Jesus verwendet ein Beispiel: Stellen wir uns vor, das Kind bittet seinen Vater um etwas zu Essen. Dann würde doch niemand seinem Kind etwas Schädliches oder Gefährliches wie eine Schlange oder einen Skorpion geben (Lukas 11,11-12). Dadurch, dass Jesus den Menschen Gott als guten Vater vorstellt, wiederholt er eigentlich nur, was schon im Alten Testament ausgedrückt wird: Gott sieht unsere Bedürfnisse und kümmert sich gerne um uns – so, wie Eltern für ihre Kinder sorgen.

Kommen wir noch einmal auf die Frau zurück, deren Bauch (Rachamim) heiß wurden. Die Mutter ist emotional bis in ihr Innerstes bewegt, weil ihr Kind in Lebensgefahr ist. Das ist völlig normal.

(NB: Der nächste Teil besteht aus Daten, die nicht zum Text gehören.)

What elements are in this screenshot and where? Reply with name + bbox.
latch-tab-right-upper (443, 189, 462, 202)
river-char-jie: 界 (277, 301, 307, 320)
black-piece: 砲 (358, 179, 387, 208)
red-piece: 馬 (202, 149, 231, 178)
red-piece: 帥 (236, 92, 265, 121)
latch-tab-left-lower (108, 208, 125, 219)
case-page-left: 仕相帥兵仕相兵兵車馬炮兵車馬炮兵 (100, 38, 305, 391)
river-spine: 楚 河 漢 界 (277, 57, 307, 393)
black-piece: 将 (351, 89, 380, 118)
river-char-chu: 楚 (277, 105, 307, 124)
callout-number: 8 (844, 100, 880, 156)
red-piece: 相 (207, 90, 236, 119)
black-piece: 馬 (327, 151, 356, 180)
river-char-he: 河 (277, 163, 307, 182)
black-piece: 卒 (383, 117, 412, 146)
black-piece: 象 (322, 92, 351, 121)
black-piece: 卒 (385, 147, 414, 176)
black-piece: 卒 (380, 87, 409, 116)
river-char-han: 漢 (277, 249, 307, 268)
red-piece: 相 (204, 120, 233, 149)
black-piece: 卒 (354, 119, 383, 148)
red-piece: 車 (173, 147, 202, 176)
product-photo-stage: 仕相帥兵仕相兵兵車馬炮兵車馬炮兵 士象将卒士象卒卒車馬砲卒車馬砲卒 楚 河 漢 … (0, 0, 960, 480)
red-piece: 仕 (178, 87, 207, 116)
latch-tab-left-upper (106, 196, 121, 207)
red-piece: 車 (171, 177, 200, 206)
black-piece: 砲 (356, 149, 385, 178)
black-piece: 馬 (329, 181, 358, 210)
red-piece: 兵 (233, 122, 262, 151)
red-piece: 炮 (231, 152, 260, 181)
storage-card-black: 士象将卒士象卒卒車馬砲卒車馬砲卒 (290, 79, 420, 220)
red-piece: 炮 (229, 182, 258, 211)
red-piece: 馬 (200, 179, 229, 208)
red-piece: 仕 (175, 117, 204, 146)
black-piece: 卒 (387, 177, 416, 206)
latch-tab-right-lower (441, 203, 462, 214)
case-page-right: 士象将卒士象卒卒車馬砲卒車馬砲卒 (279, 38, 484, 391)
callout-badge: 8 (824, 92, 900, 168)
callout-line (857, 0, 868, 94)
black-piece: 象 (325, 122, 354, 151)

Und solche Gefühle sind auch für Gott völlig normal. An einer Stelle in der Bibel verspricht Gott den Israeliten, dass er sie auch in der größten Not nie vernachlässigen wird (Jesaja 49,15): „Wird denn eine Frau ihren Säugling vergessen, sodass sie sich über das Kind ihres Leibes nicht erbarmt?“ – Auch hier sollten wir versuchen, nicht an Mitleid oder Barmherzigkeit zu denken. Denn das hebräische Wort bezeichnet einfach „nur“ die ganz normalen Gefühle und Handlungen einer Mutter.
Niemals!
Auf die Frage, die Gott hier stellt, gibt es eigentlich nur eine sinnvolle Antwort: „Niemals!“ Gott verspricht den Israeliten in diesem Text: „Ich vergesse und vernachlässige euch nicht, genau wie eine Mutter ihren Säugling nicht vernachlässigt. Sie kann das nämlich gar nicht. Sondern sie wird immer für ihren Säugling sorgen und auf ihn aufpassen. Sie wird ihm alles geben, was er zum Leben braucht. So sorge ich für euch.“
Gott stellt sich uns als jemand vor, der durch unsere Not emotional bewegt wird. Gott ist nicht jemand, der unser Leid einfach nur sachlich zur Kenntnis nimmt. Sondern Gott fühlt wie ein guter Vater oder eine gute Mutter, deren Kind dringend etwas braucht. Man könnte sogar sagen: Gottes „Bauch brennt“, wenn er menschliches Leid wahrnimmt.
Christen gehören zu Gottes Familie. Wenn Christen beten, dann kommen sie nicht wie Bettler zu Gott, die auf ein Almosen hoffen. Sondern sie kommen zu Gott wie kleine Kinder, die ihre Eltern um etwas bitten. Voller Zuversicht, dass Gott die Bitte erhört.
Weil Gott emotional ist, so sehr, dass sein „Bauch brennt“, ist diese Zuversicht berechtigt.
Prof. Dr. Carsten Ziegert war als Wycliff-Mitarbeiter mehrere Jahre im Tschad. Heute arbeitet er als Professor für Altes Testament an der Freien Theologischen Hochschule Gießen.